Believe it or not: this picture is not staged. I was not feeling well, and decided to stay in bed, and work there. At first, Luna tried to help, but as kittens will, she dropped off to sleep. I should have taken my cue from that, but I was on deadline.

A few weeks ago, I was invited to attend a “Literature into Film” class to discuss a chapter in my recent book, Cinematic Quests for Identity. As a part-time academic, I love these invitations, and immediately said “yes.” The professor, a former colleague, had assigned her students the chapter on Jonathan Demme’s The Silence of the Lambs, a movie most of her sophomores and juniors had just screened for the first time. All were reading Thomas Harris’s book. She confessed that she wanted her students to see the movie as I had, not as a murder mystery but as a woman’s quest for self-actualization.

Having to re-read my own work is not something I enjoy—few writers do. Afterward, I looked at my notes from a previous class in which I was an invited guest, and at my notes on bookstore readings. By the time I entered the classroom, I was satisfied that I had adequately reacquainted myself with the major themes of the chapter. . . but the students wanted to talk about writing: why write a book, how long had it taken me, what were my writing habits? The latter forced me to reflect on my own creative process, another uncomfortable task.

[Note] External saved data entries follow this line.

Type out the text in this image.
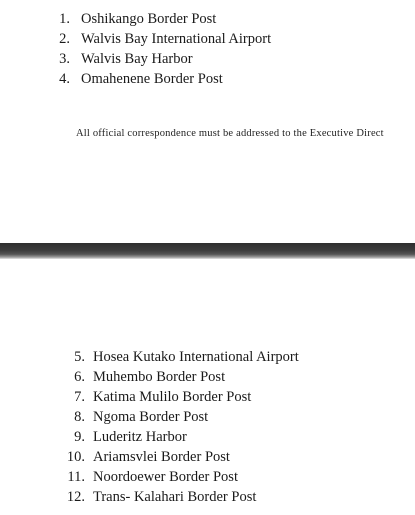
1. Oshikango Border Post
2. Walvis Bay International Airport
3. Walvis Bay Harbor
4. Omahenene Border Post
All official correspondence must be addressed to the Executive Direct
5. Hosea Kutako International Airport
6. Muhembo Border Post
7. Katima Mulilo Border Post
8. Ngoma Border Post
9. Luderitz Harbor
10. Ariamsvlei Border Post
11. Noordoewer Border Post
12. Trans- Kalahari Border Post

One student asked: Do you write at night? No, I said. I awaken at 6 AM every day so that I can write for a few uninterrupted hours. Next: What did I do for inspiration? How many words did I write a day? In answer to both questions, I joked that it depended upon what I was getting paid. Most of what is published in writers’ magazines and general interest publications are articles about fiction writers, I explained, and they like to talk about inspiration. If you want to be a non-fiction writer, I told them, you need to be interested in people and their stories. Cinematic Quests for Identity arose out of the idea that so many of the narrative films I liked, and some bio-docs, revealed a pattern of self-actualization that I discovered in my own life and in the lives of my family and friends.
We spoke about Demme’s film, and my analysis of it, but about half of our discussion centered on the act of writing as a job, a profession, a way of being. I said that I found it hard to write if I did not swim laps in the pool, or take long walks along the river. It helps me, I told the students, to have a hobby because writing is not tangible. When I had space to do it, I refinished furniture. I like working with wood, and wish I could do it more often. When we had a country house, I enjoyed gardening and found that I had a real knack for it. One afternoon, as I was making a tomato sauce with the fruit that I had grown, I experienced such a palpable memory from my childhood that I began writing a memoir. Did I plan to publish it, a student asked, and I replied that it was too early to tell. Some students were surprised that a working writer would begin an essay or a book without the thought of it being published. That's a writing life, I explained.